Well, we're still working through the operational systems, the claims payment, some of the medical management things being put in place. And Mark Brooks is doing an outstanding job for us in that area and working through very methodically. Some of them will be bringing back from offshore, some of the claims payment. That something is nothing to do with the current political environment. We announced that we will be doing that with the acquisition almost two years ago now. So that's consistent with our approach. So, those kinds of things and actually when we look at it, we're more efficient in our automated claims payment here in the U.S. and when it is offshore. So, we see all those things still to come to bear. But I keep encouraging and I think the senior management encourage everybody that's involved with the execution, it's not how fast, it's how well, it's on target. I think what was important to us and what I highlighted before, the things that have been integrated, the cultural thing, the HR, the general ledger where we're moving the IBNR system to ours running parallel in the first quarter, and then we'll be putting in our system, those kinds of things. It's really worked the way one would expect it to and then some, and I'll gratuitously take advantage of your questions rolling one other thing. It gives us a great deal of confidence in our ability to take on a fairly large acquisition, one that was not simple and had some issues and integrated effectively, and so it's all worked on schedule.

KF
Kevin FischbeckAnalyst at Bank of America Merrill Lynch

Great. Thanks. Just wanted to ask on the individual business. I think previously you talked about having about $300 million of kind of making a net payable position on the risk adjusters, risk corridor, minimum MLR.

MN
Michael F. NeidorffChairman and CEO

Right.

KF
Kevin FischbeckAnalyst at Bank of America Merrill Lynch

Is that where you kind of ended the year or did anything change around that?

JS
Jeffrey A. SchwanekeExecutive Vice President and Chief Financial Officer

Yeah. Total around the year-end is going to be around $425 million of risk adjustment payable.
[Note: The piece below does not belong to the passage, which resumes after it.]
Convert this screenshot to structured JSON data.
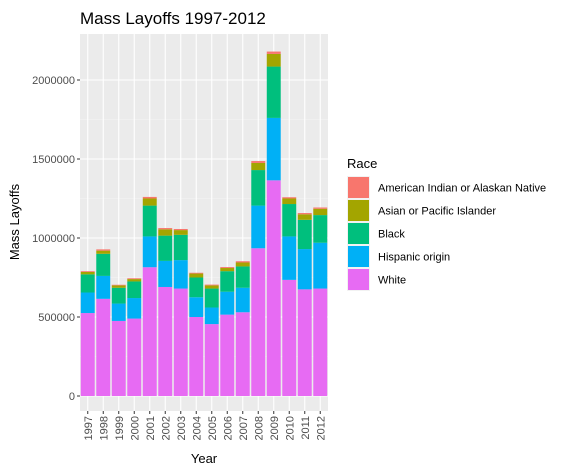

You'll see that in our 10-K.

Operator

At this point, we conclude our question-and-answer session.

O
MN
Michael F. NeidorffChairman and CEO

I want to thank you all for participating and I will tell you, I look forward to you having more of these kinds of calls with the kind of results we delivered this past quarters. So, off to 2017 we go. Have a great year, everybody.

Operator

The conference has now concluded. Thank you for attending today's presentation. You may now disconnect your lines. Have a great day.